Les gilets jaunes, c’est la France profonde

Déci­dé­ment, impos­sible de lâcher notre actua­li­té natio­nale et le conflit des gilets jaunes. Car il s’agit d’une crise extrê­me­ment pro­fonde, qui n’est pas près de s’éteindre. La scène sym­bo­lique des Champs-Ély­sées a pu déchaî­ner les pas­sions, mais il faut bien prendre conscience que ce qui compte, ce n’est pas la vio­lence qui s’y est exer­cée mais le carac­tère hau­te­ment repré­sen­ta­tif de ce qui s’y est joué et va sans doute encore se jouer same­di pro­chain. Car c’est l’ensemble du ter­ri­toire natio­nal qui est en quelque sorte repré­sen­té par les quelques mil­liers de gilets jaunes qui ont pris pos­ses­sion du cœur civique de la France, là où le 11 novembre der­nier étaient réunis les chefs d’État du monde entier. Un ami me télé­phone depuis le Limou­sin et m’informe d’un phé­no­mène nou­veau. La soli­da­ri­té avec les gilets jaunes s’affirme de plus en plus ouver­te­ment avec une majo­ri­té de voi­tures qui exhibent ledit gilet sur leur pare-brise.

Par ailleurs, la séche­resse met dans une situa­tion extrê­me­ment cri­tique les pay­sans qui ne par­viennent pas à ache­ter de la paille pour faire la sou­dure et dont les trou­peaux s’achètent à vil prix. Bien sûr, Emma­nuel Macron n’est pour rien dans ce phé­no­mène qui se rat­tache d’ailleurs au réchauf­fe­ment cli­ma­tique, par lequel il jus­ti­fie sa poli­tique fis­cale.
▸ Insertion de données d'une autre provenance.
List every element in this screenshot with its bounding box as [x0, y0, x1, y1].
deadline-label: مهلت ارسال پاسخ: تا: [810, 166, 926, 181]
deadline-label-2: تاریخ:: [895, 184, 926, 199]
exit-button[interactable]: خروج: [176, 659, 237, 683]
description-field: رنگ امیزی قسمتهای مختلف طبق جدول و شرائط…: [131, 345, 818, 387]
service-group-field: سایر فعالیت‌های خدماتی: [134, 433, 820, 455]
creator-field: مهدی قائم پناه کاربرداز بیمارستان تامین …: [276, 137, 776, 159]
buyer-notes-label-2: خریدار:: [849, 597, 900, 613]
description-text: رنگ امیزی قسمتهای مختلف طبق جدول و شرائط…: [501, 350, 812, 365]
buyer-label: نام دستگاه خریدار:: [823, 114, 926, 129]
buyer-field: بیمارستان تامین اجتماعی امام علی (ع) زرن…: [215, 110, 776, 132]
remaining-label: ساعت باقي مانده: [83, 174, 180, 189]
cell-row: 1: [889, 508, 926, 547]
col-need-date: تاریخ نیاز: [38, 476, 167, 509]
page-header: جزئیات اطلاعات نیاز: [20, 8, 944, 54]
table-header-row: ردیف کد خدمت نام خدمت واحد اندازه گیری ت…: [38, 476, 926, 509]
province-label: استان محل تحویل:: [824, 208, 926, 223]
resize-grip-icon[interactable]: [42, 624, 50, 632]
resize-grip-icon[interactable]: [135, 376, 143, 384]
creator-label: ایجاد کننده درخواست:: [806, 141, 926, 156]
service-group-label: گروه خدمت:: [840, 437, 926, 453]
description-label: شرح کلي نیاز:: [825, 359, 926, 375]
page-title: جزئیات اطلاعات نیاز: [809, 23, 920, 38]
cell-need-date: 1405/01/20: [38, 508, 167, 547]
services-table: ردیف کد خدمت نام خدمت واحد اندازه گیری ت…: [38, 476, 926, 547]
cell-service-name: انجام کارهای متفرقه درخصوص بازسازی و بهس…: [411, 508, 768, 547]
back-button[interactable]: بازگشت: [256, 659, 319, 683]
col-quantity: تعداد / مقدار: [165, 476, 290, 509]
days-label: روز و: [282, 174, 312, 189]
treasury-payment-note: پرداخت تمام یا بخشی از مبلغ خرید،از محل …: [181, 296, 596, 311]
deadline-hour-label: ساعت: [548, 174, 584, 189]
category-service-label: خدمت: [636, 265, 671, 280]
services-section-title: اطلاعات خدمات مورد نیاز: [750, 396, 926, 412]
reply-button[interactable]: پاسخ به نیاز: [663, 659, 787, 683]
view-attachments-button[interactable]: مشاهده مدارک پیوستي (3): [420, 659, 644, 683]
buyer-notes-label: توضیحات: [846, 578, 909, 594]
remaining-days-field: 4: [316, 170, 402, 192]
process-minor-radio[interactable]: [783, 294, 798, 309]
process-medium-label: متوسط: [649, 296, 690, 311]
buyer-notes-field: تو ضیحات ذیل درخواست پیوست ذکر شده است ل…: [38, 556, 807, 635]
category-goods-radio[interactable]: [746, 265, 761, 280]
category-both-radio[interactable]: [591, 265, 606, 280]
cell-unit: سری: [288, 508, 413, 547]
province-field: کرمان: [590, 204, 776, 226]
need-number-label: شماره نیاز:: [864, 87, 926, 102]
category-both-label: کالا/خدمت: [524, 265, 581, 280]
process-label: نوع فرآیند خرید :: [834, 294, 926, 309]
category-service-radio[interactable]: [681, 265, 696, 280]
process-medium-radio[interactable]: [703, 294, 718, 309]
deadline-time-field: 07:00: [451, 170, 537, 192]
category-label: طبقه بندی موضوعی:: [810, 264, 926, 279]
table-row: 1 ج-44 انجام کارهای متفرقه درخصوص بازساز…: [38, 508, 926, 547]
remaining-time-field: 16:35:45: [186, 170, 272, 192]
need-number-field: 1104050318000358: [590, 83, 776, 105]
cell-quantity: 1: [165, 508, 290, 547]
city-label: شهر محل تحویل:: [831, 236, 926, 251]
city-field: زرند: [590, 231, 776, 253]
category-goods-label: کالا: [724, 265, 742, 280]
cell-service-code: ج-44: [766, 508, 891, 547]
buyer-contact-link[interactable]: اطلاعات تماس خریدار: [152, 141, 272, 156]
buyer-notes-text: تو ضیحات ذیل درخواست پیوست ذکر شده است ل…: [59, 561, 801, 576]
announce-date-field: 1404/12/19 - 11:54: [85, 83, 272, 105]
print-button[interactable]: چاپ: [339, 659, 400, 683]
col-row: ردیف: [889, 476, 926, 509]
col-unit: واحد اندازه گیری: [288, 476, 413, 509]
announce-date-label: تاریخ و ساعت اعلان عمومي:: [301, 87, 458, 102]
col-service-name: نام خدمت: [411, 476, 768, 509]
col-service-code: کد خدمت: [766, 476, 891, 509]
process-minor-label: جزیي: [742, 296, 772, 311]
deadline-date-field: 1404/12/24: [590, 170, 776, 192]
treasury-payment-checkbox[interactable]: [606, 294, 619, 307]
Mais le monde agri­cole avec la France péri­phé­rique n’est pas prêt à accep­ter cette poli­tique, qui ne fait qu’ajouter à son tra­cas. En jan­vier pro­chain, la fronde risque de s’enflammer dans des pro­por­tions nou­velles, notam­ment avec les entre­prises de tra­vaux public dont les coûts vont explo­ser. Leur colère peut s’exprimer cette fois par la para­ly­sie de la cir­cu­la­tion, bien au-delà des bar­rages fil­trants des der­nières semaines.